Samsun Müftüsü Yrd. Doç. Dr. Hayrettin Öztürk`ün Kur`an-ı Kerim tilaveti ile başlayan çalıştayın açılışında, Modern Dönemde İlahiyat Fakültelerinde Hadis Eğitimi ve Araştırmaları Çalıştayı`nın hadis eğitimi için format denemesi olarak düşünüldüğünü belirten İlahiyat Fakültesi Dekanı Prof. Dr. Yavuz Ünal, "Bizim eğitimimiz genellikle bizim öngördüğümüz sorunlar üzerine veya yeterlilikler üzerine kurulu. Bizim mezun ettiğimiz öğrencilerin istihdam edildiği alanlardaki beklentilerin neler olduğunu veya alana çıktığında hangi yeterliliklerle toplumda hem hizmet üretebilen hem de saygın kişiler olarak var olabileceklerini, dik durabileceklerini sorgulamayı hedefleyen, ardından da kendi eğitimine bu yönde çekidüzen vermeyi düşünen bir çalışma" dedi.

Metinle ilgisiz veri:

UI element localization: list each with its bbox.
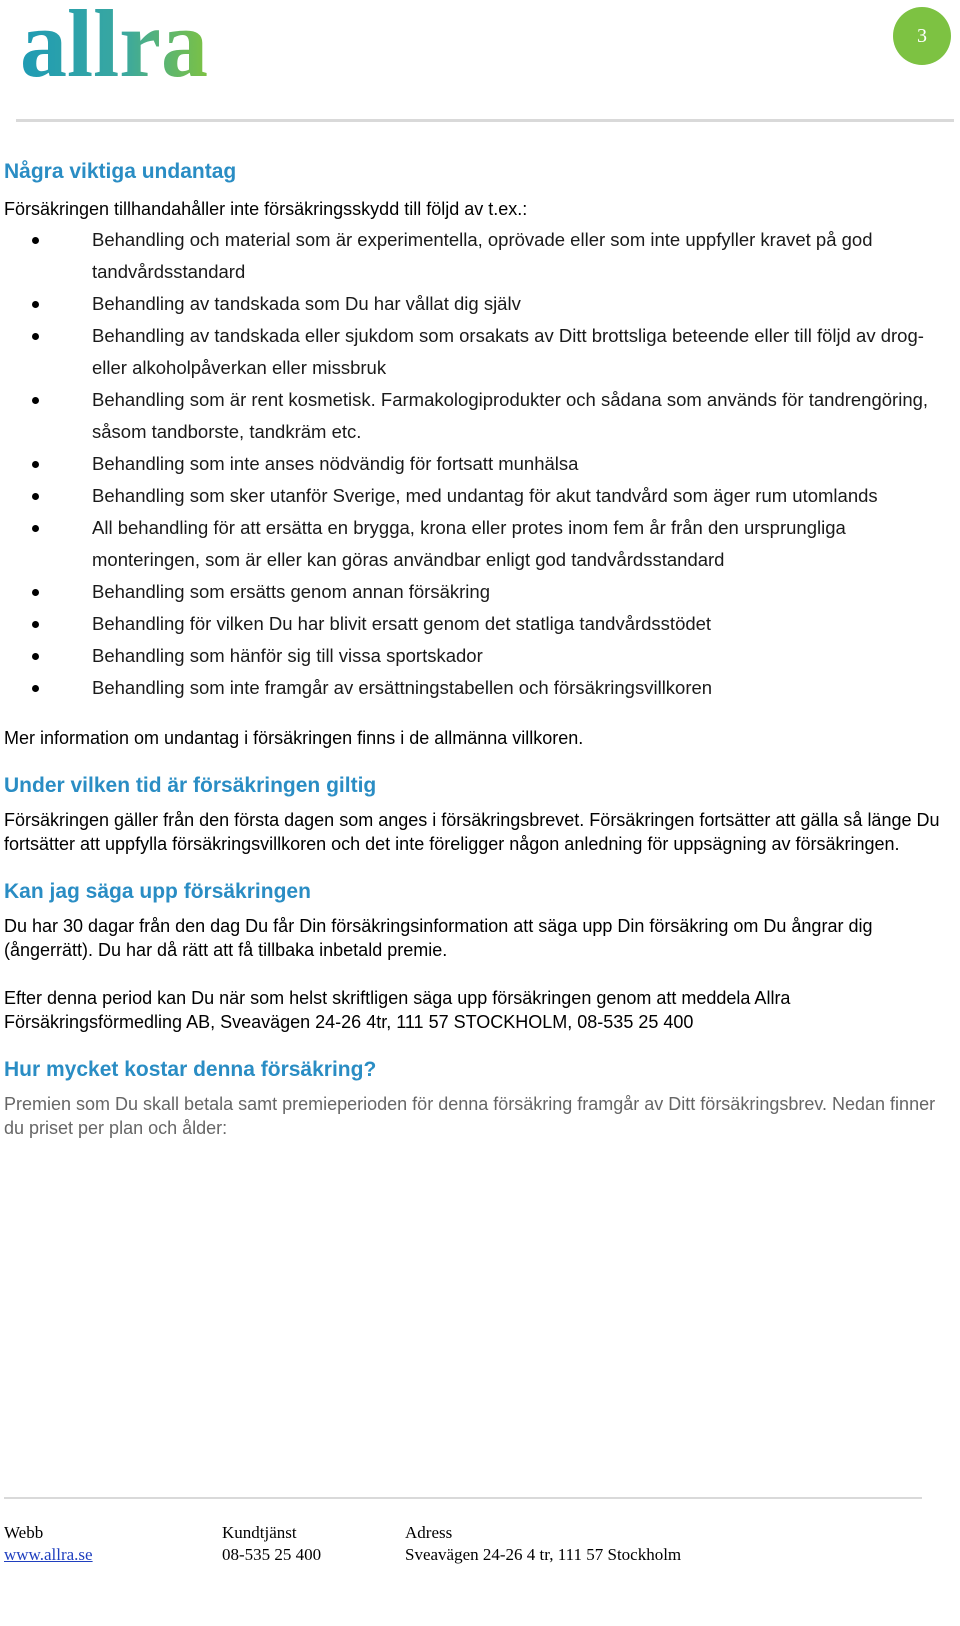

Din görevlilerinde gördüğü eksiklikleri anlatan Samsun İl Milli Eğitim Müdürü Dr. Mustafa Cora, "Camilerimize gidiyoruz, ilahiyat mezunu veya İmam Hatip mezunu öğrencilerimiz görev yapıyorlar, hepsini kastetmiyorum ama onlar orada görev yaparken ben terliyorum, üzülüyorum, rahatsız oluyorum. Bir eksiklik var Kur`an-ı Kerim`in talimi ile ilgili. Uzmanlık gerektiren konuların çok gerekmiyorsa fazla dillendirilmemesi gerek. Yanlış anlamalara, hocalarımız hakkında yanlış düşüncelere neden oluyor. `Şu iyi hoca, şu şöyle hoca` diye nitelendirmeler yapılıyor. Bunlara biraz da bizim zemin hazırladığımızı düşünüyorum. Dünyamızda her gün üretildiği kadar olmasa da bir kısım bilginin çöpe atıldığı bir dönemi yaşıyoruz. Onun için bilgilerimizi de güncellememiz gerektiğini düşünüyorum" diye konuştu.

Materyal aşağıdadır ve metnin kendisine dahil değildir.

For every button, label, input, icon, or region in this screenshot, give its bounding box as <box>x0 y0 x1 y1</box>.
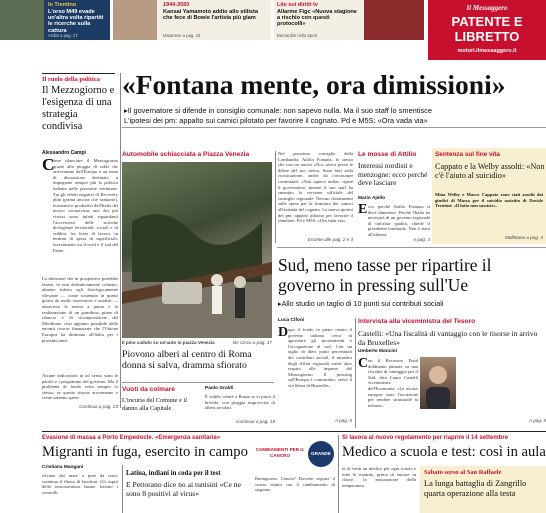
teaser-1-page: Ardito a pag. 17 <box>48 33 78 38</box>
sentenza-author[interactable]: Malfetano a pag. 4 <box>504 235 543 240</box>
fontana-body: Nel prossimo consiglio della Lombardia, Attilio Fontana, lo stesso che con un nuovo «No» aveva preso le difese del suo stesso. Sono fatti sulla ricostruzione, anche da circostanze contestuali: «Non sapevo nulla», ripete il governatore, mentre il suo staff ha smentito la versione ufficiale del consiglio regionale. Nessun chiarimento sulle spese per la fornitura dei camici all'azienda del cognato. La nuova ipotesi dei pm: appalto pilotato per favorire il familiare. Pd e M5S: «Ora vada via». <box>278 151 353 224</box>
interview-header: Intervista alla viceministra del Tesoro <box>358 318 476 325</box>
sud-dropcap: D <box>278 325 289 340</box>
main-deck-2: L'ipotesi dei pm: appalto sui camici pilotato per favorire il cognato. Pd e M5S: «Ora vada via» <box>124 116 428 125</box>
interview-title: Castelli: «Una fiscalità di vantaggio con le risorse in arrivo da Bruxelles» <box>358 329 538 347</box>
teaser-2-title: Kansai Yamamoto addio allo stilista che fece di Bowie l'artista più glam <box>163 9 259 22</box>
main-headline: «Fontana mente, ora dimissioni» <box>122 69 506 100</box>
bottom-right-headline: Medico a scuola e test: così in aula <box>342 444 546 460</box>
vuoti-body: È valido venire a Roma se vi piace il brivido, con pioggia improvvisa di alberi secolari. <box>205 394 275 411</box>
vuoti-title: L'incuria del Comune e il danno alla Capitale <box>122 397 188 412</box>
bottom-left-body: rrivano dal mare e pure da terra: continua il flusso di barchini. Gli ospiti della tensostruttura hanno forzato i controlli. <box>42 473 118 495</box>
fontana-divider <box>275 151 276 243</box>
bottom-right-body: iù di venti un medico per ogni scuola e tutte le mattine, prima di entrare in classe, la misurazione della temperatura. <box>342 466 416 488</box>
bottom-right-box-sub: La lunga battaglia di Zangrillo quarta operazione alla testa <box>424 479 527 498</box>
sud-deck: ▸Allo studio un taglio di 10 punti sui contributi sociali <box>278 299 444 308</box>
sentenza-title: Cappato e la Welby assolti: «Non c'è l'aiuto al suicidio» <box>435 162 545 181</box>
sud-author: Luca Cifoni <box>278 318 305 323</box>
teaser-1[interactable] <box>0 0 110 40</box>
interview-author: Umberto Mancini <box>358 349 397 354</box>
interview-body: on il Recovery Fund dobbiamo puntare su una fiscalità di vantaggio per il Sud, dice Laura Castelli viceministra dell'Economia. «Le risorse europee sono l'occasione per rendere strutturale la misura». <box>368 358 418 408</box>
teaser-1-title: L'orso M49 evade un'altra volta ripartiti le ricerche sulla cattura <box>48 9 104 34</box>
main-deck-1: ▸Il governatore si difende in consiglio comunale: non sapevo nulla. Ma il suo staff lo smentisce <box>124 106 432 115</box>
vuoti-rule <box>122 382 274 383</box>
bottom-right-kicker: Si lavora al nuovo regolamento per riaprire il 14 settembre <box>342 435 509 441</box>
mosse-body: cco perché Attilio Fontana si deve dimettere. Perché l'Italia ha necessità di un governo regionale di tutt'altra qualità, chiede il presidente lombardo. Non è stato all'altezza. <box>368 204 430 237</box>
sud-headline: Sud, meno tasse per ripartire il governo in pressing sull'Ue <box>278 255 492 295</box>
sud-top-rule <box>277 247 546 248</box>
bottom-left-kicker: Evasione di massa a Porto Empedocle. «Emergenza sanitaria» <box>42 435 221 441</box>
interview-body-2 <box>458 358 546 418</box>
tree-photo-art <box>122 162 272 338</box>
horoscope-title: CAMBIAMENTI PER IL CANCRO <box>255 447 305 458</box>
main-deck-rule <box>122 127 546 128</box>
mosse-title: Interessi nordisti e menzogne: ecco perché deve lasciare <box>358 161 428 188</box>
teaser-1-kicker: In Trentino <box>48 2 77 8</box>
bottom-right-box-title: Sabato sorso al San Raffaele <box>424 469 502 476</box>
horoscope-sign <box>308 441 334 467</box>
sud-divider <box>355 318 356 428</box>
mosse-author: Mario Ajello <box>358 196 386 201</box>
teaser-3-title: Allarme Figc «Nuova stagione a rischio con questi protocolli» <box>277 9 357 28</box>
horoscope-body: Buongiorno, Cancro! Dovrete seguire il vostro istinto con il cambiamento di stagione. <box>255 476 335 493</box>
sentenza-body: Mina Welby e Marco Cappato sono stati assolti dai giudici di Massa per il suicidio assistito di Davide Trentini: «Il fatto non sussiste». <box>435 192 543 209</box>
photo-credit: De Cicco a pag. 17 <box>232 340 272 345</box>
left-dropcap: C <box>42 155 55 174</box>
sud-page[interactable]: A pag. 5 <box>335 418 352 423</box>
left-divider <box>120 73 121 408</box>
teaser-1-thumb <box>0 0 44 40</box>
bottom-left-author: Cristiana Mangani <box>42 465 84 470</box>
vuoti-header: Vuoti da colmare <box>122 386 175 393</box>
photo-headline: Piovono alberi al centro di Roma donna si salva, dramma sfiorato <box>122 349 252 371</box>
vuoti-cont[interactable]: Continua a pag. 18 <box>236 419 275 424</box>
promo-logo: Il Messaggero <box>466 4 508 12</box>
teaser-2-kicker: 1944-2020 <box>163 2 190 8</box>
left-cont[interactable]: Continua a pag. 23 <box>79 404 118 409</box>
bottom-right-divider <box>338 435 339 513</box>
vuoti-author: Paolo Graldi <box>205 386 234 391</box>
teaser-3-photo <box>364 0 424 40</box>
sentenza-header: Sentenza sul fine vita <box>435 151 500 158</box>
left-body-1: ome rilanciare il Mezzogiorno grazie alla pioggia di soldi che arriveranno dall'Europa è un tema di discussione destinato a impegnare sempre più la politica italiana nelle prossime settimane. Tra gli effetti negativi di Recovery plan (prima ancora che sanitarie), economico-produttivi dell'Italia del nuovo coronavirus uno dei più vistosi sono infatti riguardanti l'accrescersi delle storiche divergenze territoriali, sociali e di reddito, fra forze di lavoro, in termini di spesa di superficiali, investimenti tra il nord e il sud del Paese. <box>53 158 118 253</box>
fontana-author[interactable]: Errante alle pag. 2 e 3 <box>307 237 353 242</box>
bottom-rule <box>42 431 546 432</box>
promo-url: motori.ilmessaggero.it <box>457 48 517 54</box>
mosse-dropcap: E <box>358 202 368 217</box>
teaser-3[interactable] <box>274 0 424 40</box>
bottom-left-headline: Migranti in fuga, esercito in campo <box>42 444 248 460</box>
left-author: Alessandro Campi <box>42 150 86 156</box>
promo-line2: LIBRETTO <box>454 29 520 44</box>
left-top-rule <box>42 73 115 74</box>
photo-header: Automobile schiacciata a Piazza Venezia <box>122 151 250 158</box>
interview-page[interactable]: A pag. 5 <box>529 418 546 423</box>
photo-caption: Il pino caduto su un'auto in piazza Venezia <box>122 340 215 345</box>
teaser-2[interactable] <box>113 0 271 40</box>
interview-dropcap: C <box>358 356 369 371</box>
mosse-page[interactable]: A pag. 3 <box>413 237 430 242</box>
horoscope-badge[interactable] <box>255 443 305 473</box>
left-kicker: Il ruolo della politica <box>42 76 100 83</box>
left-body-2: La direzione che in prospettiva potrebbe essere, se non definitivamente colmato, almeno ridotto egli fisiologicamente rilevante — come sostenuto in questi giorni da molti osservatori e analisti — attraverso la messa a punto e la realizzazione di un grandioso piano di rilancio e di ricomposizione del Meridione, reso appunto possibile dalle enormi risorse finanziarie che l'Unione Europea ha destinato all'Italia per i prossimi anni. <box>42 276 118 343</box>
left-title: Il Mezzogiorno e l'esigenza di una strategia condivisa <box>42 85 115 132</box>
portrait-art <box>420 357 456 409</box>
bottom-mid-title: Latina, indiani in coda per il test <box>126 470 221 477</box>
interview-photo <box>420 357 456 409</box>
horoscope-sign-label: GRANDE <box>311 451 331 456</box>
mosse-header: Le mosse di Attilio <box>358 151 417 158</box>
tree-photo[interactable] <box>122 162 272 338</box>
bottom-mid-divider <box>122 465 123 513</box>
bottom-mid-sub: E Pettorano dice no ai tunisini «Ce ne sono 8 positivi al virus» <box>126 480 241 498</box>
teaser-3-page: Bernardini nello Sport <box>277 33 318 38</box>
promo-box[interactable] <box>428 0 546 60</box>
sud-body: opo il fondo in pieno centro il governo italiano cerca di agevolare gli investimenti e l'occupazione al sud. Con un taglio di dieci punti percentuali dei contributi sociali, il ministro degli Affari regionali vuole dare respiro alle imprese del Mezzogiorno. Il pressing sull'Europa è cominciato: serve il via libera di Bruxelles. <box>288 327 352 388</box>
left-body-3: Alcune indicazioni in tal senso sono le parole e i programmi del governo. Ma il problema di fondo resta sempre lo stesso: se queste risorse arriveranno e come saranno spese. <box>42 373 118 401</box>
teaser-2-page: Maiarrese a pag. 23 <box>163 33 201 38</box>
promo-line1: PATENTE E <box>451 14 523 29</box>
teaser-3-kicker: Lite sui diritti tv <box>277 2 318 8</box>
teaser-2-thumb <box>113 0 157 40</box>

Kendisini yenileyen kişi ve kurumların sürekli başarıyı yakaladıkları belirten Diyanet İşleri Başkanlığı Eğitim Hizmetleri Genel Müdürü Prof. Dr. Ali Erbaş, "Dünya bilgisayar çağını yaşıyor, her alanda yeni gelişmelerin hızına yetişilemiyor. Bu da her alanda büyük bir yarışı ve rekabeti beraberinde getiriyor. Bu yarış sürecinde hangi alanda olursa olsun planlı programlı çalışanlar öne çıkıyor. Kendisini yenileyenler, eksiklerini görüp tamamlayanlar ve masaya yatıranlar, çözüm üretenler her zaman başarılı konuma geçiyor. Bunun için kalite dernekleri kurulmuş, kalite derneklerine kendisini açan kurumlar ve iç denetim mekanizmalarını çalıştıran kurumlar her zaman öne geçiyorlar" şeklinde konuştu.
Herkesin her konuda bilgi sahibi olduğunu söyleyen OMÜ Rektörü Prof. Dr. Hüseyin Akan ise şunları söyledi: "Özellikle bizim ülkemizde din alanında tıp alanında, siyaset ve spor alanında herkes bilgi sahibidir. O alanın uzmanından daha da bilgi sahibidir. Ben tıpçıyım çok yaşıyorum, alanım dışında fikir belirtmiyorum ama bütün hısım akraba o konuda çok derin bilgi sahibi olup karşılıklı tartışıyorlar. Bu konular hassas konular. Televizyonda da artık faydası olmayan bitki kalmadı. Hepsini birden yerseniz ya zehirlenirsiniz ya da çok fazla kilo alırsınız. Bir soru ortaya çıkıyor. O soru ortaya çıktığında cevabı verilse eyvallah bırakın ön almayı, televizyonda yetkili yetkisiz herkes tartışıyor, öyle kalıyor o konu. Buna çözümler üretilmeli."